There is a lot of discussion right now (especially on Twitter) about whether or not book trailers work. Well, it depends what you mean by "work." Do they help sell books? Do they help raise an awareness of reading? How do you judge a successful book trailer?
In her excellent blog, Catherine, Caffeinated, indy author Catherine Ryan Howard discusses the value of book trailers. She gives two great examples of trailers from author Maria Semple's novel Where'd You Go Bernadatte -- one, a cutesy "this-is-what-the-book-is-about" cartoon that I found so annoying I couldn't finish watching! The other is a spoof, with Ms. Sempel trying out different (bad) pitches to various famous authors and Jeopardy! champions. It is funny, original, and really entertaining! I don't know if I'll buy the book -- I'm still not sure what it is about -- but the trailer definitely made her name stick in my head.

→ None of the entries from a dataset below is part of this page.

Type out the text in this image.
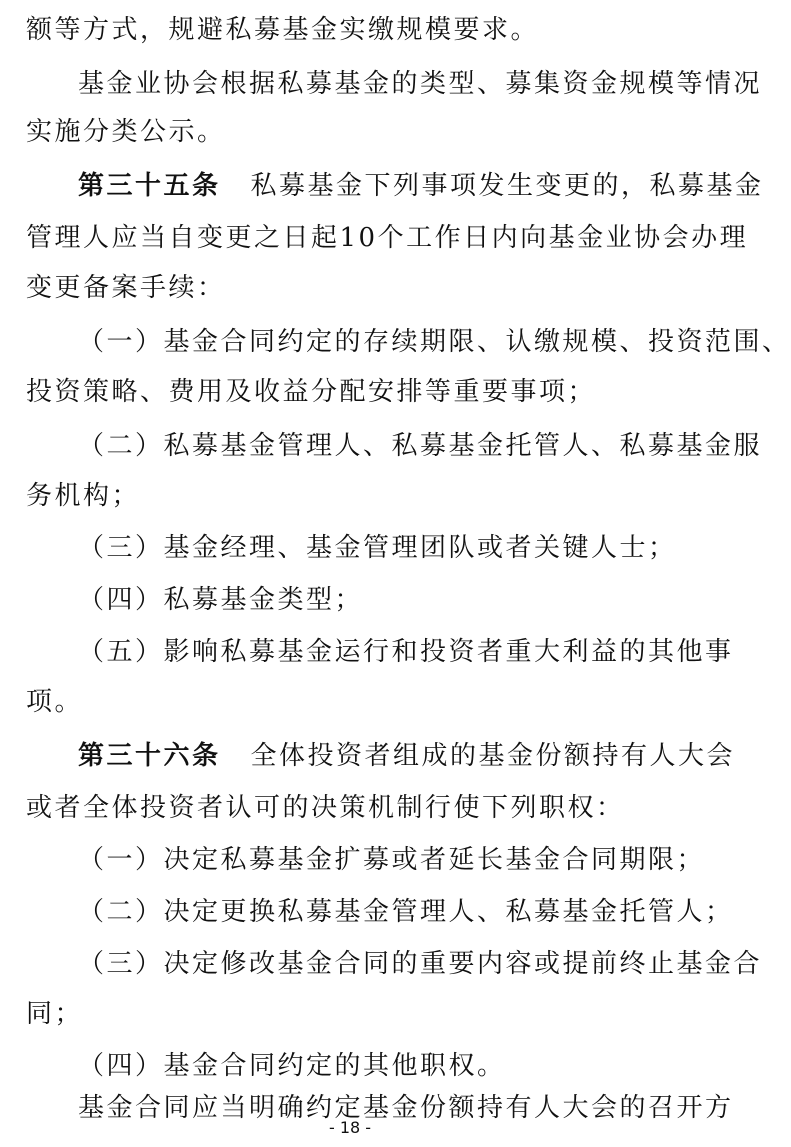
额等方式，规避私募基金实缴规模要求。
基金业协会根据私募基金的类型、募集资金规模等情况
实施分类公示。
第三十五条 私募基金下列事项发生变更的，私募基金
管理人应当自变更之日起10个工作日内向基金业协会办理
变更备案手续：
（一）基金合同约定的存续期限、认缴规模、投资范围、
投资策略、费用及收益分配安排等重要事项；
（二）私募基金管理人、私募基金托管人、私募基金服
务机构；
（三）基金经理、基金管理团队或者关键人士；
（四）私募基金类型；
（五）影响私募基金运行和投资者重大利益的其他事
项。
第三十六条 全体投资者组成的基金份额持有人大会
或者全体投资者认可的决策机制行使下列职权：
（一）决定私募基金扩募或者延长基金合同期限；
（二）决定更换私募基金管理人、私募基金托管人；
（三）决定修改基金合同的重要内容或提前终止基金合
同；
（四）基金合同约定的其他职权。
基金合同应当明确约定基金份额持有人大会的召开方
- 18 -
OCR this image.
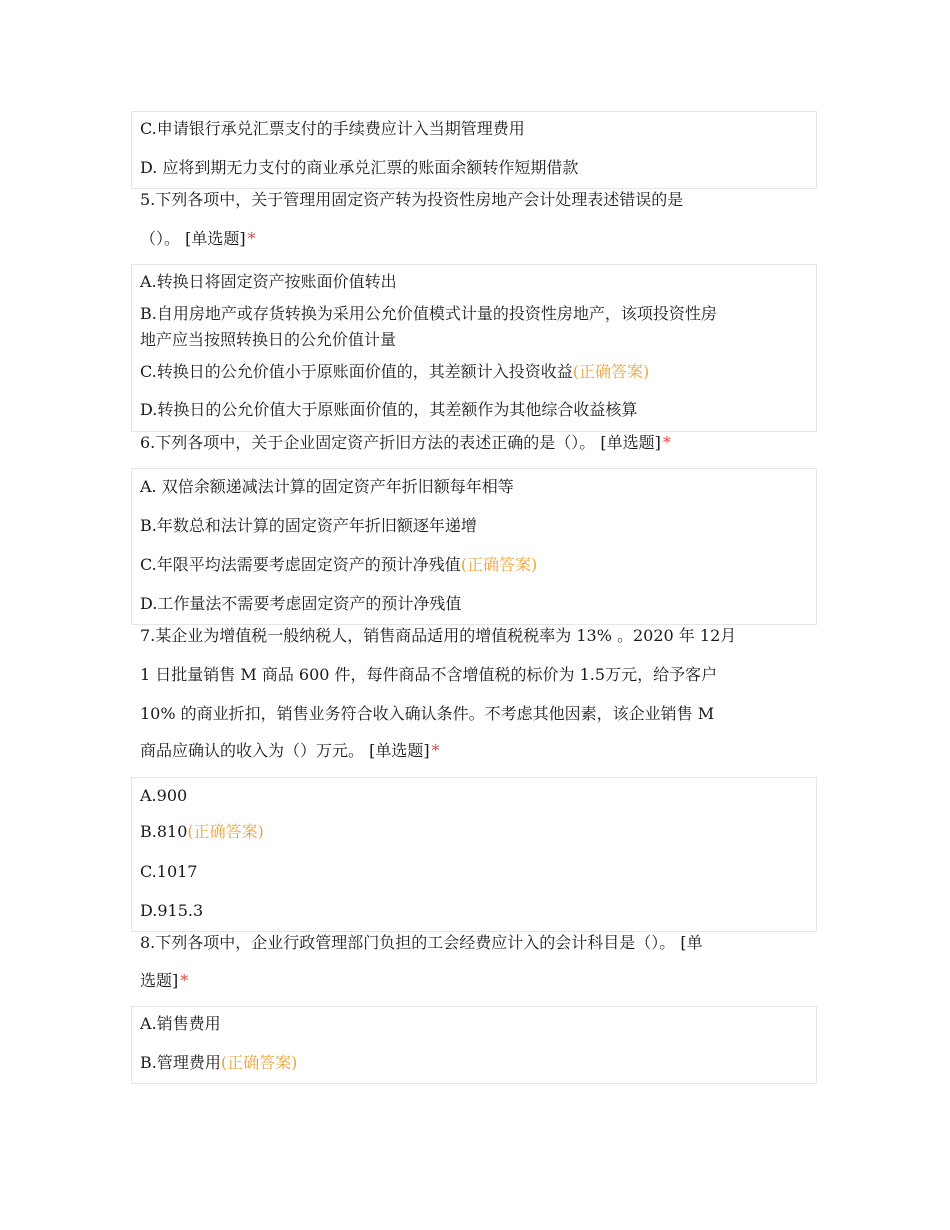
C.申请银行承兑汇票支付的手续费应计入当期管理费用
D. 应将到期无力支付的商业承兑汇票的账面余额转作短期借款
5.下列各项中，关于管理用固定资产转为投资性房地产会计处理表述错误的是
（）。 [单选题] *
A.转换日将固定资产按账面价值转出
B.自用房地产或存货转换为采用公允价值模式计量的投资性房地产，该项投资性房
地产应当按照转换日的公允价值计量
C.转换日的公允价值小于原账面价值的，其差额计入投资收益(正确答案)
D.转换日的公允价值大于原账面价值的，其差额作为其他综合收益核算
6.下列各项中，关于企业固定资产折旧方法的表述正确的是（）。 [单选题] *
A. 双倍余额递减法计算的固定资产年折旧额每年相等
B.年数总和法计算的固定资产年折旧额逐年递增
C.年限平均法需要考虑固定资产的预计净残值(正确答案)
D.工作量法不需要考虑固定资产的预计净残值
7.某企业为增值税一般纳税人，销售商品适用的增值税税率为 13% 。2020 年 12月
1 日批量销售 M 商品 600 件，每件商品不含增值税的标价为 1.5万元，给予客户
10% 的商业折扣，销售业务符合收入确认条件。不考虑其他因素，该企业销售 M
商品应确认的收入为（）万元。 [单选题] *
A.900
B.810(正确答案)
C.1017
D.915.3
8.下列各项中，企业行政管理部门负担的工会经费应计入的会计科目是（）。 [单
选题] *
A.销售费用
B.管理费用(正确答案)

In my opinion, Ms. Sempel's second trailer was extremely successful. Because of it, she's featured on a popular blog, and now I'm mentioning it on my (albeit less well-known) blog, and maybe from this post, word of mouth will take her name and her novel a little farther into the blogosphere... It's gotten people talking, in other words!
Guernsey Evacuees: The Forgotten Evacuees of the Second World War, soon to be published by The History Press. It has a lovely, evocative cover, and Ms. Mawson recently put out a book trailer on YouTube that has haunting music and sepia photo shots and is very compelling, especially if you're interested in World War II.
The "successful" trailers I've seen have left me with a lasting impression of the author and always a feeling of great optimism and expectation about what's to come in the book industry. And if you can generate excitement about reading, then you are helping all authors. While we may not be able to measure the success of book trailers in actual book sales, I believe that well-made trailers do have a positive impact on individual authors' careers in the long-term. What do you think?